Application performance improvements are achieved completely independent of storage capacity. This gives virtual administrators greater control over how they manage application performance. Performance acceleration is possible in a seamless manner without requiring any changes to applications, workflows, or storage infrastructure.
Figure 6.43 shows a high-level overview of the PernixData Flash Virtualization Platform architecture.
Figure 6.43 PernixData FVP architecture overview.
The flash devices in each ESXi host are virtualized by FVP, abstracted and pooled across the entire flash cluster. As a result, you can have flash devices of differing types and sizes in different hosts. Ideally though, you will have a homogenous configuration to produce more uniform performance acceleration. Hosts that don’t have local flash devices can still participate in the flash cluster and benefit from read IO acceleration. This is termed a “non-uniform configuration,” when some hosts have local flash devices and some don’t.
In the case of a non-uniform flash cluster configuration, when a VM on a host without a flash device issues a read operation of data already present in the flash cluster, FVP will fetch the data from the previous source host and send it to the virtual machine. Because there is no local flash resource present, it cannot store it locally; however, FVP will continue to fetch data from the flash cluster to keep the latency to a minimum while reducing the overall stress and load on the storage array.
With PernixData FVP, it may be possible to delay the need for costly forklift upgrades of existing primary storage investments that have reached the end of their performance, well before the end of their capacity. As we’ve seen with our RAID calculations, this can be common for high-performance workloads. FVP can provide much more efficient use of the deployed capacity and may allow the breathing space required for you to determine the best next steps for your future storage and virtualization strategies.

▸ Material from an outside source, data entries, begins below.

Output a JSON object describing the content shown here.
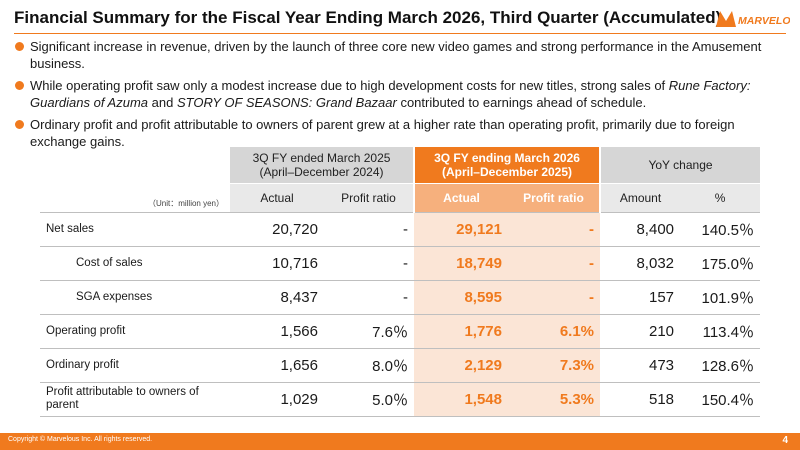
{
  "header": {
    "title": "Financial Summary for the Fiscal Year Ending March 2026, Third Quarter (Accumulated)",
    "logo_text": "MARVELOUS"
  },
  "bullets": [
    {
      "parts": [
        "Significant increase in revenue, driven by the launch of three core new video games and strong performance in the Amusement business."
      ]
    },
    {
      "parts": [
        "While operating profit saw only a modest increase due to high development costs for new titles, strong sales of ",
        "Rune Factory: Guardians of Azuma",
        " and ",
        "STORY OF SEASONS: Grand Bazaar",
        " contributed to earnings ahead of schedule."
      ]
    },
    {
      "parts": [
        "Ordinary profit and profit attributable to owners of parent grew at a higher rate than operating profit, primarily due to foreign exchange gains."
      ]
    }
  ],
  "table": {
    "unit": "（Unit：million yen）",
    "groups": {
      "prev": {
        "line1": "3Q FY ended March 2025",
        "line2": "(April–December 2024)"
      },
      "curr": {
        "line1": "3Q FY ending March 2026",
        "line2": "(April–December 2025)"
      },
      "yoy": "YoY change"
    },
    "columns": {
      "prev_actual": "Actual",
      "prev_ratio": "Profit ratio",
      "curr_actual": "Actual",
      "curr_ratio": "Profit ratio",
      "amount": "Amount",
      "pct": "%"
    },
    "rows": [
      {
        "label": "Net sales",
        "prev_actual": "20,720",
        "prev_ratio": "-",
        "curr_actual": "29,121",
        "curr_ratio": "-",
        "amount": "8,400",
        "pct": "140.5％"
      },
      {
        "label": "Cost of sales",
        "prev_actual": "10,716",
        "prev_ratio": "-",
        "curr_actual": "18,749",
        "curr_ratio": "-",
        "amount": "8,032",
        "pct": "175.0％"
      },
      {
        "label": "SGA expenses",
        "prev_actual": "8,437",
        "prev_ratio": "-",
        "curr_actual": "8,595",
        "curr_ratio": "-",
        "amount": "157",
        "pct": "101.9％"
      },
      {
        "label": "Operating profit",
        "prev_actual": "1,566",
        "prev_ratio": "7.6％",
        "curr_actual": "1,776",
        "curr_ratio": "6.1%",
        "amount": "210",
        "pct": "113.4％"
      },
      {
        "label": "Ordinary profit",
        "prev_actual": "1,656",
        "prev_ratio": "8.0％",
        "curr_actual": "2,129",
        "curr_ratio": "7.3%",
        "amount": "473",
        "pct": "128.6％"
      },
      {
        "label": "Profit attributable to owners of parent",
        "prev_actual": "1,029",
        "prev_ratio": "5.0％",
        "curr_actual": "1,548",
        "curr_ratio": "5.3%",
        "amount": "518",
        "pct": "150.4％"
      }
    ]
  },
  "footer": {
    "copyright": "Copyright © Marvelous Inc. All rights reserved.",
    "page_number": "4"
  },
  "colors": {
    "accent": "#f07a1e",
    "accent_light": "#f6b07d",
    "accent_pale": "#fbe5d6",
    "header_gray": "#d6d6d6"
  }
}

The examples in Figures 6.44 and 6.45 show a SQL 2012 database driving around 7,000 IOPS consistently and the resulting latency both at the data store and at the VM level. The total effective latency is what the virtual machine sees, even though the data store itself is experiencing drastically higher latency. In this case, in spite the latency of the data store being upwards of 25ms, the SQL VM response times are less than 1ms.
Figure 6.44 PernixData FVP acceleration for SQL Server 2012 IOPS.
Figure 6.45 PernixData FVP acceleration for SQL Server 2012 latency.
When FVP cannot flush the uncommitted data to primary persistent storage fast enough—that is, when more hot data is coming in than there is flash space available—FVP will actively control the flow of the new data. This means that FVP will artificially increase the latency, ultimately controlling the rate at which the application can send, until the flash cluster has sufficient capacity and returns to normal. FVP does not transition to write through, even when it is under heavy load. Applications normally spike and are not continuously hammering the data path 100% all time, so FVP flow control helps smooth out the “spikey” times, while providing the most optimized performance possible.